TABLE-US-00002 TABLE 2 Co-culturing conditions. Interleukin
Anti-CD3 cocktail IL-2 Add at Add at Conditions Anti-PD1 (-IL-2)
low high 3 days 5 days CIK - - + + Previous - - + + MASCT 1 + + + +
2 + + + +
[0236] The "CIK" condition resembles a standard condition for
preparing cytokine-induced killer cells, except the anti-CD3
antibody was added 3 days after the co-culture started. The
"previous MASCT" condition resembles an exemplary condition for
preparing activated T cells as disclosed previously in
WO2016145578A1, except the anti-CD3 antibody was added 3 days after
the co-culture started.

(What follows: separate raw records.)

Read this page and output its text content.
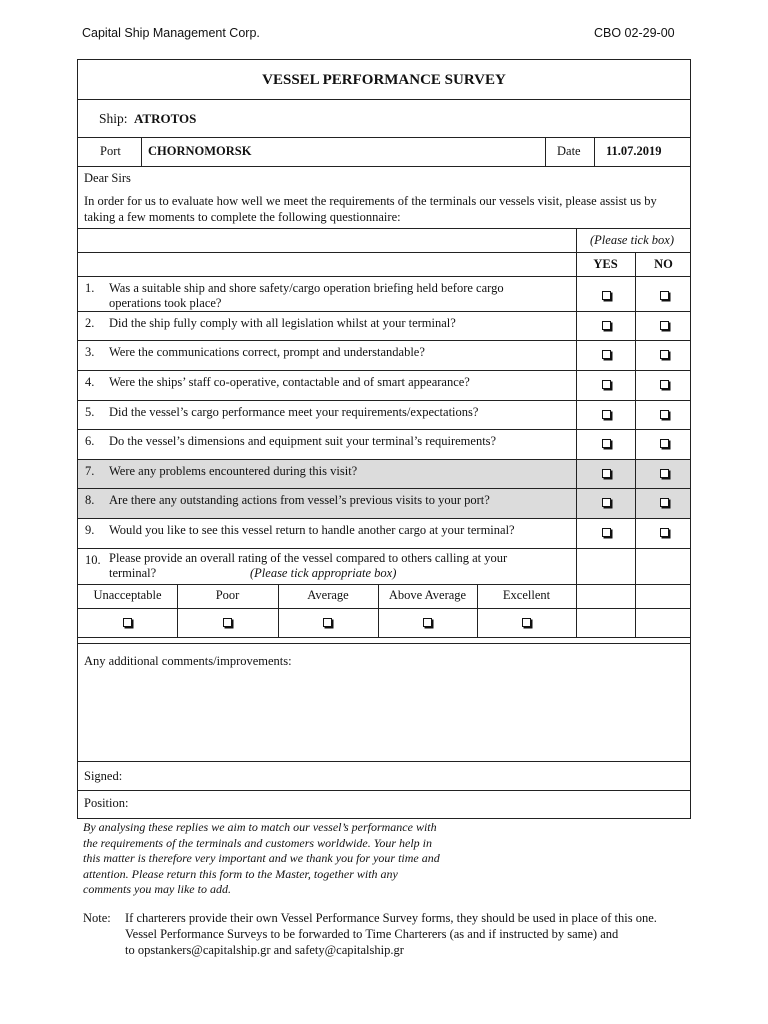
Capital Ship Management Corp.	CBO 02-29-00
VESSEL PERFORMANCE SURVEY
Ship: ATROTOS
Port CHORNOMORSK	Date 11.07.2019
Dear Sirs
In order for us to evaluate how well we meet the requirements of the terminals our vessels visit, please assist us by taking a few moments to complete the following questionnaire:
(Please tick box)
YES	NO
1. Was a suitable ship and shore safety/cargo operation briefing held before cargo operations took place?
2. Did the ship fully comply with all legislation whilst at your terminal?
3. Were the communications correct, prompt and understandable?
4. Were the ships’ staff co-operative, contactable and of smart appearance?
5. Did the vessel’s cargo performance meet your requirements/expectations?
6. Do the vessel’s dimensions and equipment suit your terminal’s requirements?
7. Were any problems encountered during this visit?
8. Are there any outstanding actions from vessel’s previous visits to your port?
9. Would you like to see this vessel return to handle another cargo at your terminal?
10. Please provide an overall rating of the vessel compared to others calling at your
terminal?	(Please tick appropriate box)
Unacceptable	Poor	Average	Above Average	Excellent
Any additional comments/improvements:
Signed:
Position:
By analysing these replies we aim to match our vessel’s performance with the requirements of the terminals and customers worldwide. Your help in this matter is therefore very important and we thank you for your time and attention. Please return this form to the Master, together with any comments you may like to add.
Note: If charterers provide their own Vessel Performance Survey forms, they should be used in place of this one.
Vessel Performance Surveys to be forwarded to Time Charterers (as and if instructed by same) and
to opstankers@capitalship.gr and safety@capitalship.gr
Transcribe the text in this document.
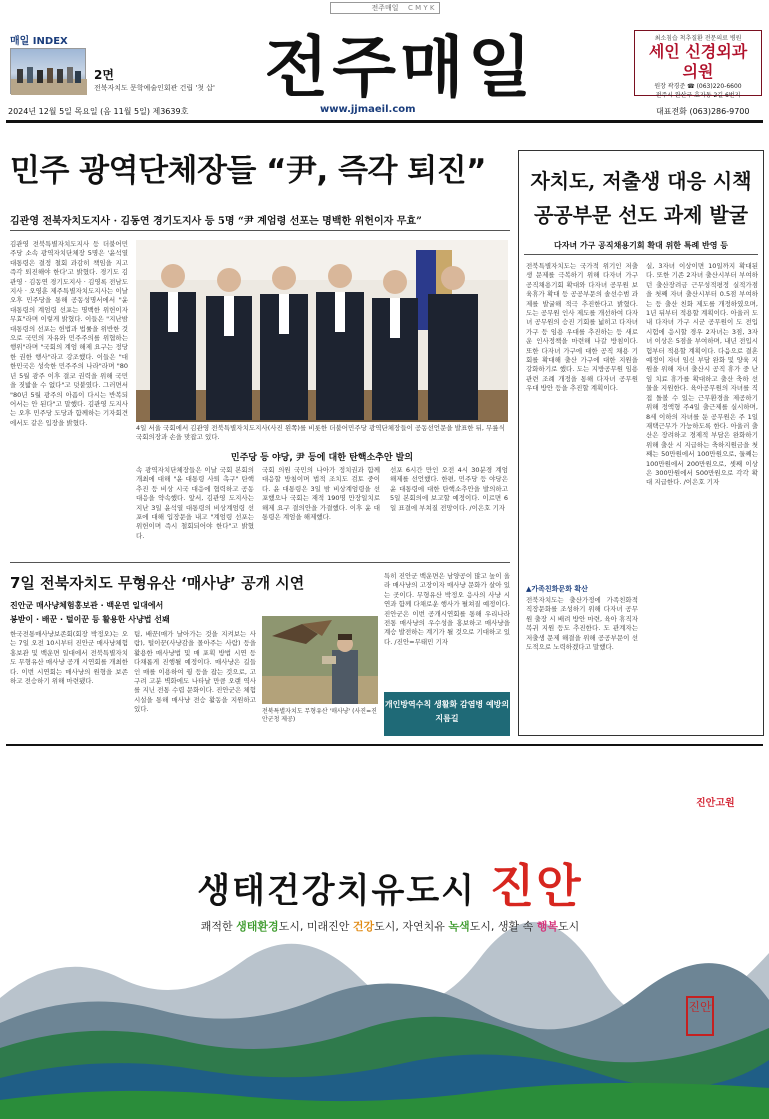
전주매일	C M Y K
매일 INDEX
2면
전북자치도 문학예술인회관 건립 '첫 삽' 전주매일	최소침습 척추질환 전문의료 병원
세인 신경외과 의원
원장 곽경준 ☎ (063)220-6600
전주시 완산구 효자동 2길 6번지
2024년 12월 5일 목요일 (음 11월 5일) 제3639호	www.jjmaeil.com	대표전화 (063)286-9700
민주 광역단체장들 “尹, 즉각 퇴진”
김관영 전북자치도지사 · 김동연 경기도지사 등 5명 “尹 계엄령 선포는 명백한 위헌이자 무효”
김관영 전북특별자치도지사 등 더불어민주당 소속 광역자치단체장 5명은 '윤석열 대통령은 결정 철회 과감히 책임을 지고 즉각 퇴진해야 한다'고 밝혔다. 경기도 김관영 · 김동연 경기도지사 · 김영록 전남도지사 · 오영훈 제주특별자치도지사는 이날 오후 민주당을 통해 공동성명서에서 "윤 대통령의 계엄령 선포는 명백한 위헌이자 무효"라며 이렇게 밝혔다. 이들은 "지난밤 대통령의 선포는 헌법과 법률을 위반한 것으로 국민의 자유와 민주주의를 위협하는 행위"라며 "국회의 계엄 해제 요구는 정당한 권한 행사"라고 강조했다. 이들은 "대한민국은 성숙한 민주주의 나라"라며 "80년 5월 광주 이후 결코 권력을 위해 국민을 짓밟을 수 없다"고 덧붙였다. 그러면서 "80년 5월 광주의 아픔이 다시는 반복되어서는 안 된다"고 말했다. 김관영 도지사는 오후 민주당 도당과 함께하는 기자회견에서도 같은 입장을 밝혔다.
4일 서울 국회에서 김관영 전북특별자치도지사(사진 왼쪽)를 비롯한 더불어민주당 광역단체장들이 공동선언문을 발표한 뒤, 무릎식 국회의장과 손을 맞잡고 있다.
민주당 등 야당, 尹 등에 대한 탄핵소추안 발의
속 광역자치단체장들은 이날 국회 본회의 개최에 대해 "윤 대통령 사퇴 촉구" 탄핵 추진 등 비상 시국 대응에 협력하고 공동대응을 약속했다. 앞서, 김관영 도지사는 지난 3일 윤석열 대통령의 비상계엄령 선포에 대해 입장문을 내고 "계엄령 선포는 위헌이며 즉시 철회되어야 한다"고 밝혔다.
국회 의원 국민의 나아가 정치권과 함께 대응할 방침이며 법적 조치도 검토 중이다. 윤 대통령은 3일 밤 비상계엄령을 선포했으나 국회는 재적 190명 만장일치로 해제 요구 결의안을 가결했다. 이후 윤 대통령은 계엄을 해제했다.
선포 6시간 만인 오전 4시 30분경 계엄 해제를 선언했다. 한편, 민주당 등 야당은 윤 대통령에 대한 탄핵소추안을 발의하고 5일 본회의에 보고할 예정이다. 이르면 6일 표결에 부쳐질 전망이다. /이은호 기자
자치도, 저출생 대응 시책
공공부문 선도 과제 발굴
다자녀 가구 공직채용기회 확대 위한 특례 반영 등
전북특별자치도는 국가적 위기인 저출생 문제를 극복하기 위해 다자녀 가구 공직채용기회 확대와 다자녀 공무원 보육휴가 확대 등 공공부문의 솔선수범 과제를 발굴해 적극 추진한다고 밝혔다. 도는 공무원 인사 제도를 개선하여 다자녀 공무원의 승진 기회를 넓히고 다자녀 가구 등 임용 우대를 추진하는 등 새로운 인사정책을 마련해 나갈 방침이다. 또한 다자녀 가구에 대한 공직 채용 기회를 확대해 출산 가구에 대한 지원을 강화하기로 했다. 도는 지방공무원 임용 관련 조례 개정을 통해 다자녀 공무원 우대 방안 등을 추진할 계획이다.
▲가족친화문화 확산
전북자치도는 출산가정에 가족친화적 직장문화를 조성하기 위해 다자녀 공무원 출장 시 배려 방안 마련, 육아 휴직자 복귀 지원 등도 추진한다. 도 관계자는 저출생 문제 해결을 위해 공공부문이 선도적으로 노력하겠다고 말했다.
실, 3자녀 이상이면 10일까지 확대된다. 또한 기존 2자녀 출산시부터 부여하던 출산장려금 근무성적평정 실적가점을 첫째 자녀 출산시부터 0.5점 부여하는 등 출산 친화 제도를 개정하였으며, 1년 뒤부터 적용할 계획이다. 아울러 도내 다자녀 가구 시군 공무원이 도 전입시험에 응시할 경우 2자녀는 3점, 3자녀 이상은 5점을 부여하며, 내년 전입시험부터 적용할 계획이다. 다음으로 결혼 예정이 자녀 임신 부담 완화 및 양육 지원을 위해 자녀 출산시 공직 휴가 중 난임 치료 휴가를 확대하고 출산 축하 선물을 지원한다. 육아공무원의 자녀를 직접 돌볼 수 있는 근무환경을 제공하기 위해 정액형 주4일 출근제를 실시하며, 8세 이하의 자녀를 둔 공무원은 주 1일 재택근무가 가능하도록 한다. 아울러 출산은 장려하고 경제적 부담은 완화하기 위해 출산 시 지급하는 축하지원금을 첫째는 50만원에서 100만원으로, 둘째는 100만원에서 200만원으로, 셋째 이상은 300만원에서 500만원으로 각각 확대 지급한다. /이은호 기자
7일 전북자치도 무형유산 ‘매사냥’ 공개 시연
진안군 매사냥체험홍보관 · 백운면 일대에서
봉받이 · 배꾼 · 털이꾼 등 활용한 사냥법 선봬
한국전통매사냥보존회(회장 박정오)는 오는 7일 오전 10시부터 진안군 매사냥체험홍보관 및 백운면 일대에서 전북특별자치도 무형유산 매사냥 공개 시연회를 개최한다. 이번 시연회는 매사냥의 원형을 보존하고 전승하기 위해 마련됐다.
팀, 배꾼(매가 날아가는 것을 지켜보는 사람), 털이꾼(사냥감을 몰아주는 사람) 등을 활용한 매사냥법 및 매 포획 방법 시연 등 다채롭게 진행될 예정이다. 매사냥은 길들인 매를 이용하여 꿩 등을 잡는 것으로, 고구려 고분 벽화에도 나타날 만큼 오랜 역사를 지닌 전통 수렵 문화이다. 진안군은 체험 시설을 통해 매사냥 전승 활동을 지원하고 있다.	전북특별자치도 무형유산 '매사냥' (사진=진안군청 제공)
특히 진안군 백운면은 남양공이 많고 높이 올라 매사냥의 고장이자 매사냥 문화가 살아 있는 곳이다. 무형유산 박정오 응사의 사냥 시연과 함께 다채로운 행사가 펼쳐질 예정이다. 진안군은 이번 공개시연회를 통해 우리나라 전통 매사냥의 우수성을 홍보하고 매사냥을 계승 발전하는 계기가 될 것으로 기대하고 있다. /진안=무태민 기자
개인방역수칙 생활화 감염병 예방의 지름길
진안고원
생태건강치유도시 진안
쾌적한 생태환경도시, 미래진안 건강도시, 자연치유 녹색도시, 생활 속 행복도시
진안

As shown in FIG. 5A, condition 2 yielded
the highest number of tumor antigen-specific T cells, and highest
percentage of IFN.gamma.-secreting T cells in the co-culture.

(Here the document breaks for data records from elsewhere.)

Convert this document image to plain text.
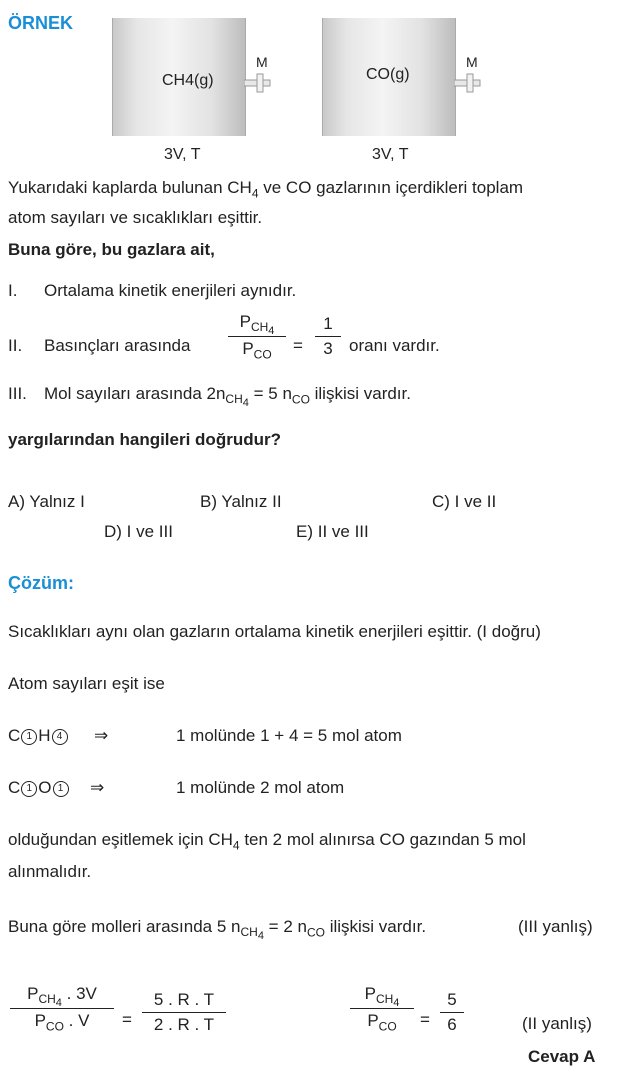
ÖRNEK
CH4(g)
M
3V, T
CO(g)
M
3V, T
Yukarıdaki kaplarda bulunan $CH_4$ ve CO gazlarının içerdikleri toplam
atom sayıları ve sıcaklıkları eşittir.
Buna göre, bu gazlara ait,
I. Ortalama kinetik enerjileri aynıdır.
II. Basınçları arasında
$P_{CH4}$
$P_{CO}$	=
1
3 oranı vardır.
III. Mol sayıları arasında $2n_{CH4} = 5$ $n_{CO}$ ilişkisi vardır.
yargılarından hangileri doğrudur?
A) Yalnız I	B) Yalnız II	C) I ve II
D) I ve III	E) II ve III
Çözüm:
Sıcaklıkları aynı olan gazların ortalama kinetik enerjileri eşittir. (I doğru)
Atom sayıları eşit ise
C 1 H 4	⇒	1 molünde 1 + 4 = 5 mol atom
C 1 O 1	⇒	1 molünde 2 mol atom
olduğundan eşitlemek için $CH_4$ ten 2 mol alınırsa CO gazından 5 mol
alınmalıdır.
Buna göre molleri arasında 5 $n_{CH4} = 2$ $n_{CO}$ ilişkisi vardır.	(III yanlış)
$P_{CH4}$ . 3V
$P_{CO}$ . V	=
5 . R . T
2 . R . T
$P_{CH4}$
$P_{CO}$	=
5
6	(II yanlış)
Cevap A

Effects of Different Concentrations of IL-2
[0237] Thawed T cells from a frozen stock were mixed with
antigen-loaded mature DCs prepared in Example 1 in an initial
co-culture medium (AIM-V medium) to provide a co-culture. The
initial co-culture media contained an anti-PD-1 antibody SHR-1210
(Jiangsu Hengrui), interleukin cocktail, a low concentration or
high concentration of IL-2 (rIL-2; R&D Systems, Minneapolis,
Minn.), and addition of an anti-CD3 antibody (eBioscience, San
Diego, Calif.) to the co-culture after 3 days or 5 days from the
start of the co-culture. The DCs and T cells were co-cultured for a
total of 19 days. The concentration of IL-2 was between 100 IU/mL
and 1000 IU/mL. The number of tumor-antigen specific T cells, and
percentage of IFN.gamma.-secreting T cells in the co-culture were
determined as described above.
[0238] As shown in FIG. 5B, compared to a low concentration of
IL-2, a high concentration of IL-2 yielded a higher number of tumor
antigen-specific T cells, and a higher percentage of
IFN.gamma.-secreting T cells in the co-culture.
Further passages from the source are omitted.